CAMBRIDGE, Mass. -- MIT scientists have brought a supercool end to a heated race among physicists: They have become the first to create a new type of matter, a gas of atoms that shows high-temperature superfluidity.
Their work, to be reported in the June 23 issue of Nature, is closely related to the superconductivity of electrons in metals. Observations of superfluids may help solve lingering questions about high-temperature superconductivity, which has widespread applications for magnets, sensors and energy-efficient transport of electricity, said Wolfgang Ketterle, a Nobel laureate who heads the MIT group and who is the John D. MacArthur Professor of Physics as well as a principal investigator in MIT's Research Laboratory of Electronics.
Seeing the superfluid gas so clearly is such a dramatic step that Dan Kleppner, director of the MIT-Harvard Center for Ultracold Atoms, said, "This is not a smoking gun for superfluidity. This is a cannon."
For several years, research groups around the world have been studying cold gases of so-called fermionic atoms with the ultimate goal of finding new forms of superfluidity. A superfluid gas can flow without resistance. It can be clearly distinguished from a normal gas when it is rotated. A normal gas rotates like an ordinary object, but a superfluid can only rotate when it forms vortices similar to mini-tornadoes. This gives a rotating superfluid the appearance of Swiss cheese, where the holes are the cores of the mini-tornadoes. "When we saw the first picture of the vortices appear on the computer screen, it was simply breathtaking," said graduate student Martin Zwierlein in recalling the evening of April 13, when the team first saw the superfluid gas. For almost a year, the team had been working on making magnetic fields and laser beams very round so the gas could be set in rotation. "It was like sanding the bumps off of a wheel to make it perfectly round," Zwierlein explained.
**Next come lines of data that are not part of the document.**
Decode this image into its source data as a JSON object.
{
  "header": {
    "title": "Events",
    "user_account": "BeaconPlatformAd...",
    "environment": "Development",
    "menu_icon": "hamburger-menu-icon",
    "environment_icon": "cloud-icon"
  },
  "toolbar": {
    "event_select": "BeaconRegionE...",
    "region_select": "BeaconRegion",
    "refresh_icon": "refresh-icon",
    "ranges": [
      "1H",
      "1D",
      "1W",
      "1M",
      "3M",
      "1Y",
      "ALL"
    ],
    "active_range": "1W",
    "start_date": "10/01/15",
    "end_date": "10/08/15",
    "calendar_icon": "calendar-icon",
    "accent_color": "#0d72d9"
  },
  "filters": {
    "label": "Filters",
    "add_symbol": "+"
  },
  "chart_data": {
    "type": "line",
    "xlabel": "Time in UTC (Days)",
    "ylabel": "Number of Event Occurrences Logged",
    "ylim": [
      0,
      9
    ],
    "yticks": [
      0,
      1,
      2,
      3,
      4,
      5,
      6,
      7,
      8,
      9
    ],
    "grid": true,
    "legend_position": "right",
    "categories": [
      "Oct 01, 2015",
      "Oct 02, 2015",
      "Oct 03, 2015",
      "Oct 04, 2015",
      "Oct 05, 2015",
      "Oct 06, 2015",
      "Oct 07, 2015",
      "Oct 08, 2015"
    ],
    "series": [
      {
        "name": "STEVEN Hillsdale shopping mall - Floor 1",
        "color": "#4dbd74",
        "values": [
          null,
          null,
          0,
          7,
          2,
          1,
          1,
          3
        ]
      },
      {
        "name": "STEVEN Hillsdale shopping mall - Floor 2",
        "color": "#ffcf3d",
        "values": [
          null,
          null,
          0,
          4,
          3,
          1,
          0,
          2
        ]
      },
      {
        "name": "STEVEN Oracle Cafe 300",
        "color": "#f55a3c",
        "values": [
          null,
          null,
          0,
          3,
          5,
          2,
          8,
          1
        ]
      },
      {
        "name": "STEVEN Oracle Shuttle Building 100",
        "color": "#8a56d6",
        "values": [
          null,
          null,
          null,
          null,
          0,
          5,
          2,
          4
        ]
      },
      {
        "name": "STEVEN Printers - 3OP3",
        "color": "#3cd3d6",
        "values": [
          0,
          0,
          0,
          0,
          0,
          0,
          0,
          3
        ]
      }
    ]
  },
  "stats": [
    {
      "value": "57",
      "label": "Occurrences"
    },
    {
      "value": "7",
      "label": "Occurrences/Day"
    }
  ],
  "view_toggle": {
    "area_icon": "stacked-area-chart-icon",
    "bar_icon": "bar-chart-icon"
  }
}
"In superfluids, as well as in superconductors, particles move in lockstep. They form one big quantum-mechanical wave," explained Ketterle. Such a movement allows superconductors to carry electrical currents without resistance.
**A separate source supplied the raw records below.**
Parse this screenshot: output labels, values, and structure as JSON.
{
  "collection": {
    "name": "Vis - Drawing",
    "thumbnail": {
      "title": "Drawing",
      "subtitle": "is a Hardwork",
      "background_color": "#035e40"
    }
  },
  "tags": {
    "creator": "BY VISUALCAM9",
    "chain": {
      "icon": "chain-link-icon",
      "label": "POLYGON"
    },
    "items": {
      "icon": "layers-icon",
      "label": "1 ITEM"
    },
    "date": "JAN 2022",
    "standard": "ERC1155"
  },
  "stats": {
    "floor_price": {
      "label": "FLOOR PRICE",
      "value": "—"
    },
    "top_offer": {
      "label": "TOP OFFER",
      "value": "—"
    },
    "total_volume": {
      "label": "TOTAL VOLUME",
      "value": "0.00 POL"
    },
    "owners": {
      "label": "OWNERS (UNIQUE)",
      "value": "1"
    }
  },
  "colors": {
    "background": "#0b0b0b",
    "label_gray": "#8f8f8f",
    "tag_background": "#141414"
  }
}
The MIT team was able to view these superfluid vortices at extremely cold temperatures, when the fermionic gas was cooled to about 50 billionths of one kelvin, very close to absolute zero (-273 degrees C or -459 degrees F). "It may sound strange to call superfluidity at 50 nanokelvin high-temperature superfluidity, but what matters is the temperature normalized by the density of the particles," Ketterle said. "We have now achieved by far the highest temperature ever." Scaled up to the density of electrons in a metal, the superfluid transition temperature in atomic gases would be higher than room temperature.
Ketterle's team members were MIT graduate students Zwierlein, Andre Schirotzek, and Christian Schunck, all of whom are members of the Center for Ultracold Atoms, as well as former graduate student Jamil Abo-Shaeer.
The team observed fermionic superfluidity in the lithium-6 isotope comprising three protons, three neutrons and three electrons. Since the total number of constituents is odd, lithium-6 is a fermion. Using laser and evaporative cooling techniques, they cooled the gas close to absolute zero. They then trapped the gas in the focus of an infrared laser beam; the electric and magnetic fields of the infrared light held the atoms in place. The last step was to spin a green laser beam around the gas to set it into rotation. A shadow picture of the cloud showed its superfluid behavior: The cloud was pierced by a regular array of vortices, each about the same size.
The work is based on the MIT group's earlier creation of Bose-Einstein condensates, a form of matter in which particles condense and act as one big wave. Albert Einstein predicted this phenomenon in 1925. Scientists later realized that Bose-Einstein condensation and superfluidity are intimately related.
Bose-Einstein condensation of pairs of fermions that were bound together loosely as molecules was observed in November 2003 by independent teams at the University of Colorado at Boulder, the University of Innsbruck in Austria and at MIT. However, observing Bose-Einstein condensation is not the same as observing superfluidity. Further studies were done by these groups and at the Ecole Normale Superieure in Paris, Duke University and Rice University, but evidence for superfluidity was ambiguous or indirect.
The superfluid Fermi gas created at MIT can also serve as an easily controllable model system to study properties of much denser forms of fermionic matter such as solid superconductors, neutron stars or the quark-gluon plasma that existed in the early universe.
The MIT research was supported by the National Science Foundation, the Office of Naval Research, NASA and the Army Research Office.